Mr. Brown: Madam President, recently we learned the Ohio National Guard could face early redeployment. We learned the National Guard is being asked to train without the proper equipment. Our Guard will do the job well regardless of the circumstances, but it is wrong to send them to Iraq with incomplete training and inadequate equipment and with insufficient downtime.
The supplemental passed today echoes what many of us in Congress and military families across the country have been saying: We need a new direction for Iraq. Make no mistake, we take a backseat to no one in supporting the brave men and women fighting in Iraq. We absolutely support their families. However, more of the same is not a plan for our troops and will not end this war in Iraq. This war has made our world and our country less safe. The Iraq war has cost 142 Ohioans their lives. It has wounded another 1,000 Ohioans.
Congress will continue to fight for our Nation's military by working to see they have the resources and support they need and leadership they deserve. The supplemental did that today. The supplemental fully funds and fully supports our troops, while establishing conditions that will bring our troops home. It provides desperately needed funding to the VA, something the President simply has not asked for, to help care for the hundreds of thousands of new veterans created by this war.
In the Veterans' Committee yesterday, we heard from families about tragedy after tragedy, from families who have lost loved ones in this war, who didn't get the proper care from the VA because of underfunding, who didn't get the proper direction when they returned home from Iraq because the White House simply did not schedule in the way they should have the kind of help for returning Iraqi veterans. If the President won't take responsibility for those failures and lead our troops home, then Congress must. We owe it to our soldiers, sailors, air men and women, our marines, and especially to their families.
The President should listen to the military leaders and listen to the American people and work with Congress to change course in Iraq instead of threatening vetoes. I hope the President reads this legislation before he makes his final determination whether to sign it or whether to veto it. Vetoing this legislation would deny funding that our military needs and that our veterans desperately need, such as $99 billion in emergency Department of Defense spending--$4 billion more than the President requested; $3 billion for mine-resistant, ambush- protected vehicles; $4.8 billion in military construction in part to fund BRAC--$3.1 billion will go to funding the BRAC 2005 account, and we know all over the country how important that is; and $1.6 billion for individual body armor.
The President and the Pentagon and civilian leaders of this country have fallen shamefully short in their failures to provide the body armor for our troops. We have all heard too many stories. I have heard them in Steubenville and Toledo and Dayton about soldiers' families telling us they didn't have the proper body armor they needed.
The VA would get $1.7 billion more than the President's VA proposal. We know the VA is underfunded at least that much. They have increased only about 10 percent in terms of employees but have a workload of returning Iraqi war veterans of at least 2.5 times that number. There is $39 million in our supplemental budget for polytrauma-related funding. There is $10 million for blind veterans programs. There is $100 million--and this is essential--for VA mental health services and $25 million for prosthetics. None of those did the President include in his request, and none of those have we prepared for properly in the previous Congress and in the White House.

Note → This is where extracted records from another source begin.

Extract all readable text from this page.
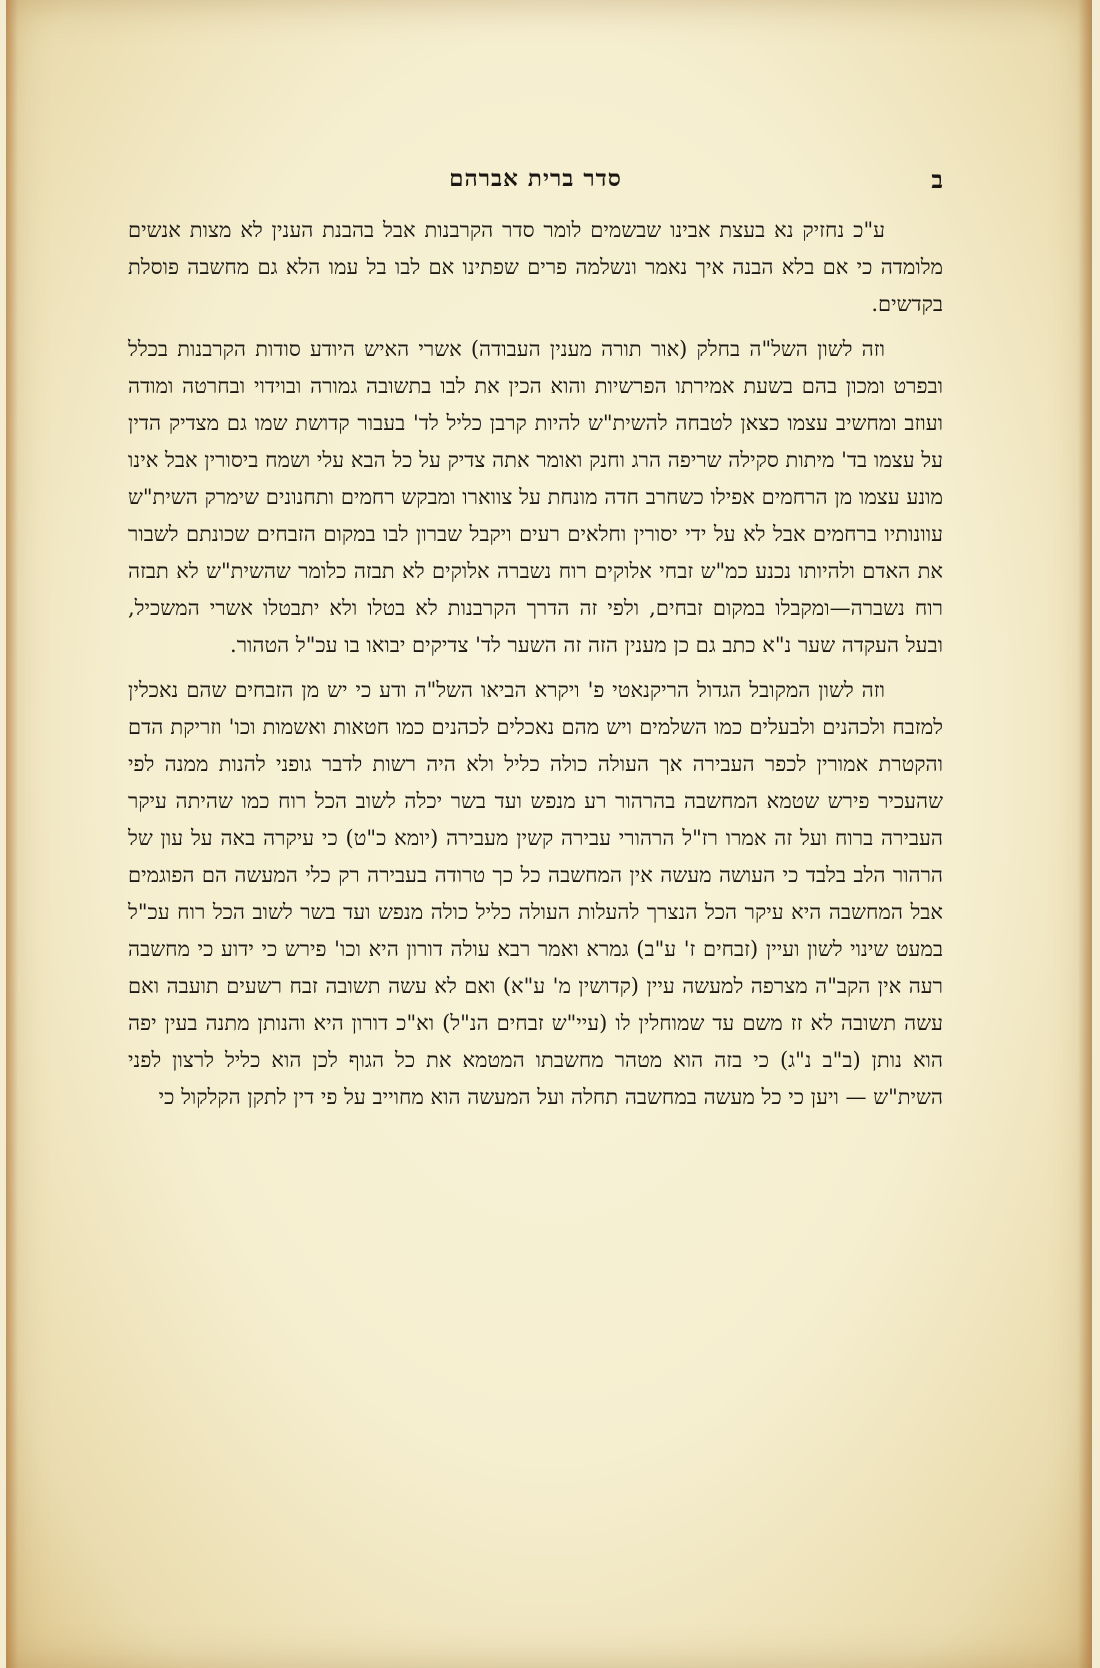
ב
סדר ברית אברהם

ע"כ נחזיק נא בעצת אבינו שבשמים לומר סדר הקרבנות אבל בהבנת הענין לא מצות אנשים מלומדה כי אם בלא הבנה איך נאמר ונשלמה פרים שפתינו אם לבו בל עמו הלא גם מחשבה פוסלת בקדשים.

וזה לשון השל"ה בחלק (אור תורה מענין העבודה) אשרי האיש היודע סודות הקרבנות בכלל ובפרט ומכון בהם בשעת אמירתו הפרשיות והוא הכין את לבו בתשובה גמורה ובוידוי ובחרטה ומודה ועוזב ומחשיב עצמו כצאן לטבחה להשית"ש להיות קרבן כליל לד' בעבור קדושת שמו גם מצדיק הדין על עצמו בד' מיתות סקילה שריפה הרג וחנק ואומר אתה צדיק על כל הבא עלי ושמח ביסורין אבל אינו מונע עצמו מן הרחמים אפילו כשחרב חדה מונחת על צווארו ומבקש רחמים ותחנונים שימרק השית"ש עוונותיו ברחמים אבל לא על ידי יסורין וחלאים רעים ויקבל שברון לבו במקום הזבחים שכונתם לשבור את האדם ולהיותו נכנע כמ"ש זבחי אלוקים רוח נשברה אלוקים לא תבזה כלומר שהשית"ש לא תבזה רוח נשברה—ומקבלו במקום זבחים, ולפי זה הדרך הקרבנות לא בטלו ולא יתבטלו אשרי המשכיל, ובעל העקדה שער נ"א כתב גם כן מענין הזה זה השער לד' צדיקים יבואו בו עכ"ל הטהור.

וזה לשון המקובל הגדול הריקנאטי פ' ויקרא הביאו השל"ה ודע כי יש מן הזבחים שהם נאכלין למזבח ולכהנים ולבעלים כמו השלמים ויש מהם נאכלים לכהנים כמו חטאות ואשמות וכו' וזריקת הדם והקטרת אמורין לכפר העבירה אך העולה כולה כליל ולא היה רשות לדבר גופני להנות ממנה לפי שהעכיר פירש שטמא המחשבה בהרהור רע מנפש ועד בשר יכלה לשוב הכל רוח כמו שהיתה עיקר העבירה ברוח ועל זה אמרו רז"ל הרהורי עבירה קשין מעבירה (יומא כ"ט) כי עיקרה באה על עון של הרהור הלב בלבד כי העושה מעשה אין המחשבה כל כך טרודה בעבירה רק כלי המעשה הם הפוגמים אבל המחשבה היא עיקר הכל הנצרך להעלות העולה כליל כולה מנפש ועד בשר לשוב הכל רוח עכ"ל במעט שינוי לשון ועיין (זבחים ז' ע"ב) גמרא ואמר רבא עולה דורון היא וכו' פירש כי ידוע כי מחשבה רעה אין הקב"ה מצרפה למעשה עיין (קדושין מ' ע"א) ואם לא עשה תשובה זבח רשעים תועבה ואם עשה תשובה לא זז משם עד שמוחלין לו (עיי"ש זבחים הנ"ל) וא"כ דורון היא והנותן מתנה בעין יפה הוא נותן (ב"ב נ"ג) כי בזה הוא מטהר מחשבתו המטמא את כל הגוף לכן הוא כליל לרצון לפני השית"ש — ויען כי כל מעשה במחשבה תחלה ועל המעשה הוא מחוייב על פי דין לתקן הקלקול כי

When we add up the numbers and we see 3,300 soldiers and marines in our country have lost their lives in the Iraq war, when you understand the tens of thousands of injuries, we see that our VA is simply not prepared. They are not prepared for this year and next year, let alone for the 50 years down the road when taxpayers are going to be taking care of these deserving veterans, giving the kind of care that we should be providing. We are going to see we are not prepared over the next 50 years to do that, either for health treatment or for treatment of mental health injuries.
In addition to the Iraq spending and the spending for our Nation's returning veterans, there are other things in this emergency spending bill, as there were in Republican bills in the past, drafted by the White House, passed by the Republican House and Senate. There is other crucial emergency spending that needs to be dealt with: $1.3 billion for Katrina relief, $100 million for FEMA and emergency management performance grants, $425 million for securing rural schools, $13 million for mine safety. We have seen some of the most dangerous times in our Nation's mines in the last couple of years. There is $625 million for pandemic flu response, something public health authorities warn us about every week or so here. There is $400 million for LIHEAP to take care of deserving elderly and indigent who simply cannot afford their heating and cooling bills and another $683 million for emergency relief grants--all that this Congress needs to do.
The President has set our Nation on a path that leads in the wrong direction in Iraq and fails to meet the needs of our returning veterans. It is time to change paths. I ask again that the President of the United States read this bill, understand this bill, and understand how the supplemental bill addresses the needs our country faces in the years ahead.
Madam President, I yield the floor and suggest the absence of a quorum.
The Presiding Officer: The clerk will call the roll.
The legislative clerk proceeded to call the roll.
Mr. Carper: Madam President, I ask unanimous consent that the order for the quorum call be rescinded.
The Presiding Officer: Without objection, it is so ordered.